Friday, April 03, 2020

A Market Algorithm

Figure 1: Specification of a Market Algorithm
1.0 Introduction

This article is heavily based on Bidard (2004).

An approach to the analysis of the choice of technique, in keeping with construction of the outer envelope of wage curves, is to consider replacing processes, more or less, one at a time. This post presents this approach as following an algorithm.

Assume that a set of techniques exist where all techniques are at least viable, indecomposable, and produce the same set of commodities. From the set of techniques, one can form a set of processes. In each process, workers produce a single commodity at the end of the year from certain inputs. The inputs, by assumption, are totally consumed in the course of the year. I also assume that the numeraire is specified.

Consider the algorithm specified by the flowchart in Figure 1. For this to be an algorithm, Steps 1 and 3 must be fully specified. One might as well assume that a known pseudo random number generator is used with a specified initial seed. Whether or not a candidate process yields extra profits is found in Step 5 with the prices of production calculated in Step 2. A process yields extra profits if and only if:

p a.,j (1 + r) + w a0,j > pj

where a0,j is the direct labor coefficient, and a.,j is a column vector for the new process. I am imagining that a.,j is the j column of the Leontief input-output matrix for a new technique. This new technique is formed by replacing a process in the technique previously selected in Step 2. Since, by assumption, no joint production exists, the process to be replaced is easily found. It is the process in the current technique that produces the same commodity as the candidate process. I have taken the wage as given in this specification of the algorithm. One could just as well take rates of profits as given.

This algorithm converges to a cost-minimizing technique. Consider the sequence of Steps enumerated as ‘2, 3, 4, (5, 7, 9)*, 5, 6, 2’. This expression denotes a single path around the loop on the bottom left of Figure 1, including zero or more paths around the loop on the right. As long as the loop on the right is repeated less times than the number of techniques, this path can be repeated. The question arises whether or not this algorithm contains an infinite loop. In a simple case, a process would be introduced into a technique because it is cost-minimizing for prices corresponding to the first technique, and that first technique would be cost-minimizing at the prices corresponding to the new technique. It can be shown that the existence of an infinite loop is impossible, under the assumption that no joint production exists. The algorithm always terminates.

(The use of metalinguistic symbols of parentheses and an asterisk to denote a repeated sequence of symbols is a convention in defining regular expressions.

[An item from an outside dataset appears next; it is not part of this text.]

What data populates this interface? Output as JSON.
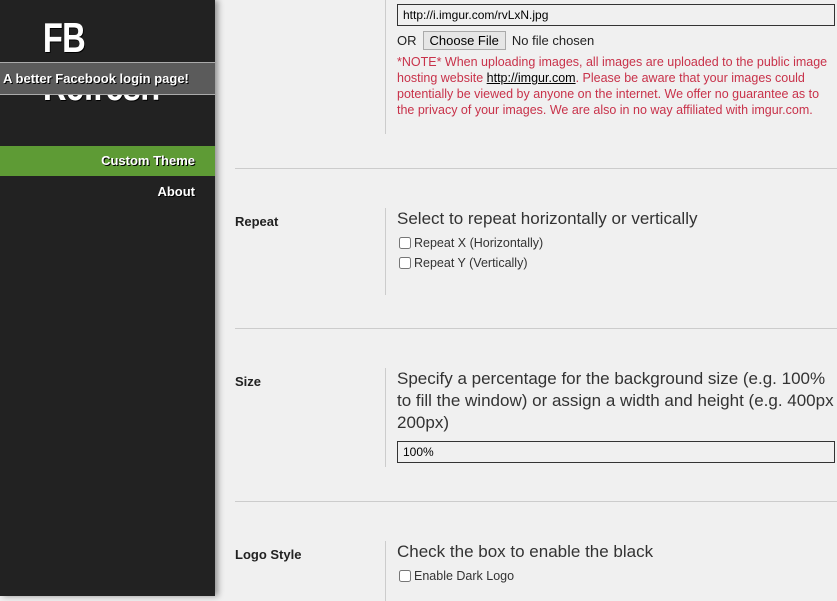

A sequence of symbols in a language, where the grammar of that language is specified by a regular expression, is accepted by a finite state machine, a type of automata. This is the lowest level of the Chomsky hierarchy. Chomsky (1965) uses transformational grammars to characterize human languages, which he argues are at the highest level of the hierarchy.)

Furthermore, except at switch points, the cost-minimizing technique found by the algorithm is unique. Which technique is initially selected at Step 1 or how processes are ordered at Step 3 does not matter, except for performance. The same cost-minimizing technique is ultimately found. The algorithm terminates with the selection of any one of the techniques that are cost minimizing at a switch point, depending on these details.

The algorithm is specified sequentially in Figure 1. Steps 3, 4, 5, 7, and 9 can be distributed. Inasmuch as this algorithm is executed in a capitalist economy, these steps are, in fact, distributed across firms. One might also modify the algorithm to apply when the set of processes and techniques are not known at that start of algorithm. Innovation and technical progress can be accommodated with an appropriate modification of Step 4 and Step 9. Step 7 should be eliminated, and the algorithm would be defined without a termination step, like daemons in operating systems. When the algorithm is modified for distributed processing, more than one process might be introduced into a technique simultaneously, including in the same industry. For which technique, then, are prices calculated in Step 2? This relates to the question of when labor expended in new processes is ‘socially necessary’, as Marx put it.

References
  • Bidard, Christian. 2004. Prices, Reproduction, Scarcity. Cambridge: Cambridge University Press.
  • Chomsky, Noam. 1965. Aspects of the Theory of Syntax. Cambridge: M.I.T. Press.